Windows MIDI Players and Tempo Control

Since it's late and I'd rather not disturb the roommates + landlord, I am practicing on an electric bagpipe chanter.

I am on the lookout for a good midi player for Windows, something I can use to play along with MIDI versions of bagpipe tunes. Since my playing is a bit slow, and the tunes I'm looking to play have a default tempo that's way out of my league, a player with some sort of speed control is pretty much a necessity.

Here's what I've found this evening, in order:


  1. Sigma Player 1.0 - A simple freeware player supporting multiple audio formats. The interface is a bit odd, sporting all black buttons and a close button that simply says, "Close". Forgiveable, except that dragging and dropping a file onto it doesn't seem to do anything, and the "slow motion" feature that the website touted isn't variable. It's either regular speed or slow-mo, and no in-between. This is better than nothing, but not what I'm looking for.
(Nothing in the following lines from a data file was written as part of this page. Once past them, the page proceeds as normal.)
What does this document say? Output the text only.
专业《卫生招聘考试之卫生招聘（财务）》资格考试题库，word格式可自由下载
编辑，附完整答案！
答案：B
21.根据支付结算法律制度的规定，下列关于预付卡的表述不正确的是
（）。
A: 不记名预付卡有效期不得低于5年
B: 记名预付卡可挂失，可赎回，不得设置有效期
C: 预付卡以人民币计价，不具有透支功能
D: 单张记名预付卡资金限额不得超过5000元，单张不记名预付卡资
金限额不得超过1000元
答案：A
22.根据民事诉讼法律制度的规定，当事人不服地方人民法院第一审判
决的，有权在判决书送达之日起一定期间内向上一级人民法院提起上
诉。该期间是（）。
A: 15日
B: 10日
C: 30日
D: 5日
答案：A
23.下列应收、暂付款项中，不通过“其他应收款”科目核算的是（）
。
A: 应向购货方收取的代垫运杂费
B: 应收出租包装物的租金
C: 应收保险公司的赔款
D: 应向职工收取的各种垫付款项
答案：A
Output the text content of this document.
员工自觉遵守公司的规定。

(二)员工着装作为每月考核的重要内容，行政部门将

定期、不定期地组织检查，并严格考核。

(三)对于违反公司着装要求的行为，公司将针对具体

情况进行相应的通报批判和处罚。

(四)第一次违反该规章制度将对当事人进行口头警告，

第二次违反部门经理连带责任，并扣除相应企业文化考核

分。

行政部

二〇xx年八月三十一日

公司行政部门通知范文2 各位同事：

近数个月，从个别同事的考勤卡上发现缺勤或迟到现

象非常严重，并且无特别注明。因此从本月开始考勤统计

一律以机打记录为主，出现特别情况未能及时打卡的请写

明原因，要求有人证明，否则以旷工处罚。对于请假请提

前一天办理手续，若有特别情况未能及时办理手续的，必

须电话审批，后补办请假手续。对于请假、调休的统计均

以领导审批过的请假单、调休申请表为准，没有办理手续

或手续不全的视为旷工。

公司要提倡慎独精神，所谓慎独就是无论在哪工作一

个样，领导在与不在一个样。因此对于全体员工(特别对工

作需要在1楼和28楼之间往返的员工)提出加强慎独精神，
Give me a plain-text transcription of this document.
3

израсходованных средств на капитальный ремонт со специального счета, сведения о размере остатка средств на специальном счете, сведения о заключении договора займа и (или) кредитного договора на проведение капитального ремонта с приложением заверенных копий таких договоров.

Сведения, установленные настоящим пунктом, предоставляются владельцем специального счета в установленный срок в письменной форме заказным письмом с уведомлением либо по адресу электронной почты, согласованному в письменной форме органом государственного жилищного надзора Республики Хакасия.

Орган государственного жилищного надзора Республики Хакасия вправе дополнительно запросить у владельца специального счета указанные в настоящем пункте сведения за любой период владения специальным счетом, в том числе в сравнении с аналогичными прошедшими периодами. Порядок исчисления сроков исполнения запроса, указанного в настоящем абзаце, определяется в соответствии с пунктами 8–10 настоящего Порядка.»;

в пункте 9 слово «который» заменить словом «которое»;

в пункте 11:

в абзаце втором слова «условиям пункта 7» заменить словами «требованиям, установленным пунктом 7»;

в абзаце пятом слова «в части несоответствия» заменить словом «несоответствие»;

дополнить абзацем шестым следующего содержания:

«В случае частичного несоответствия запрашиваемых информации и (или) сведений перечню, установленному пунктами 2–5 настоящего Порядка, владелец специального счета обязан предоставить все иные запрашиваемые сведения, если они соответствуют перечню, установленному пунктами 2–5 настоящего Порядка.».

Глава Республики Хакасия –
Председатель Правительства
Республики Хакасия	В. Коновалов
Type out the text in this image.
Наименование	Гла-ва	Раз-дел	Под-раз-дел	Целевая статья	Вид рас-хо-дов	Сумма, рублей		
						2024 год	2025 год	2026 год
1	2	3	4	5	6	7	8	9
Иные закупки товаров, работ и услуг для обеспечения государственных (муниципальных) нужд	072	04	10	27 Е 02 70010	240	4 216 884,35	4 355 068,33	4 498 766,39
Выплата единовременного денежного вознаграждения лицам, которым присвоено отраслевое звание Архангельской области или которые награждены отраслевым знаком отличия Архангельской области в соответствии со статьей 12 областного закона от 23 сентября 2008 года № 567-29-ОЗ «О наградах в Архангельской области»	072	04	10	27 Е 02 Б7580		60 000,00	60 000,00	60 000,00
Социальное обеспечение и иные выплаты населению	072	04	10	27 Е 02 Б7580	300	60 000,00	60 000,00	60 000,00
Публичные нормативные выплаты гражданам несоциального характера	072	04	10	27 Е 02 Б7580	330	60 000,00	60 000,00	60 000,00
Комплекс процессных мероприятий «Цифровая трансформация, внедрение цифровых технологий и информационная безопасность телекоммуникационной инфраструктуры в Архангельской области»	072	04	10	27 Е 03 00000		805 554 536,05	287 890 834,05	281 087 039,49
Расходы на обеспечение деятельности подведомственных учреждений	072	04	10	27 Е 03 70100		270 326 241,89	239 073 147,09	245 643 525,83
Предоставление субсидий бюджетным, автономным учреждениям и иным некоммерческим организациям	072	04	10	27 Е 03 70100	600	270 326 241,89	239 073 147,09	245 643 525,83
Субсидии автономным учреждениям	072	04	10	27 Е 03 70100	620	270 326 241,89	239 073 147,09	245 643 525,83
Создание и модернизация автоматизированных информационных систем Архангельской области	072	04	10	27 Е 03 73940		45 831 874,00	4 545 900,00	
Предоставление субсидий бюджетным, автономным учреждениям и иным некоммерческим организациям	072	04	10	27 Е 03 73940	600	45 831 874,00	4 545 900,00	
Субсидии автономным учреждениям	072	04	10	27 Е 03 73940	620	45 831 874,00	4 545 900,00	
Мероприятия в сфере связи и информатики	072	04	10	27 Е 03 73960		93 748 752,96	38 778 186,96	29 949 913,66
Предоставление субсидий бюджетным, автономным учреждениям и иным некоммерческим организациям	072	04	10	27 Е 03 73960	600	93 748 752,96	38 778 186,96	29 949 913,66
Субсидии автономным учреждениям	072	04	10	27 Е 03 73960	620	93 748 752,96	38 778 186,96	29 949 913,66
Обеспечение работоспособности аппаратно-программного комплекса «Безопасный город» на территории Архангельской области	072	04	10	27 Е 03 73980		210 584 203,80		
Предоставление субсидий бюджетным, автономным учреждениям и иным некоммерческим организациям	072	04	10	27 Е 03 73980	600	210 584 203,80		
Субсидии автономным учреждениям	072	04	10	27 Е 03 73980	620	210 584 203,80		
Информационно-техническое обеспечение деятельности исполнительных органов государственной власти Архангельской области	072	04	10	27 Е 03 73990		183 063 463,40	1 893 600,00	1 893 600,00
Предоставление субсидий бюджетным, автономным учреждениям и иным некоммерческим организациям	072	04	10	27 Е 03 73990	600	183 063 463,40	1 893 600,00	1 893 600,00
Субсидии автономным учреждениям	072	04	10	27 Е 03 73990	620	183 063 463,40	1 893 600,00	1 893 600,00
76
  2. Sweet MIDI Player 2.2.6 for Windows - This one's better than Sigma Player, but still has shortcomings. It's interface is structured like a sound board, with vertical sliders to adjust the volume of individual channels, as well as knobs to pan them to the left or right. More importantly, it sports two text boxes to change tempo: one displays the tempo as a number (222.16, for example), and the other displays a percentage that the tempo can be adjusted by (whereby "-50%" will cut it in half.) Personally, I'd prefer slider bars to text boxes (or both), but this worked out well enough for me to play along with the tune at a reasonable speed. This proved to be an exercise in out-of-tune playing, and ended up sounding about as good as a chorus of belligerent whales. I tried using the pause controls and the tempo setting to get the tune to stay on low-A for a good while, which I hoped would allow my chanter to be tuned to the computer's synthesizer, however pausing the tune in Sweet MIDI Player had the effect of muting the song and requiring it to be restarted from the beginning. Argh. Perhaps this has to do with the MIDI synthesizer it used, perhaps not. Regardless, Simple MIDI Player is ok for now, but needs to be replaced.


Oh well, I'm off to actually practice, and not just write about it. More on this later.

1 comment:

Anonymous said...

Thanks for this post. I'm going to try out Sweet MIDI player. I'm a tinwhistle player trying to learn traditional Irish tunes and such. I've been surprised how difficult it is to find a simple MIDI file payer that offers tempo control (which to my mind would be a VERY simple feature to offer.) In fact, Winamp should offer tempo control for MIDI files, not sure why it doesn't yet. Anyway, thanks, and take care.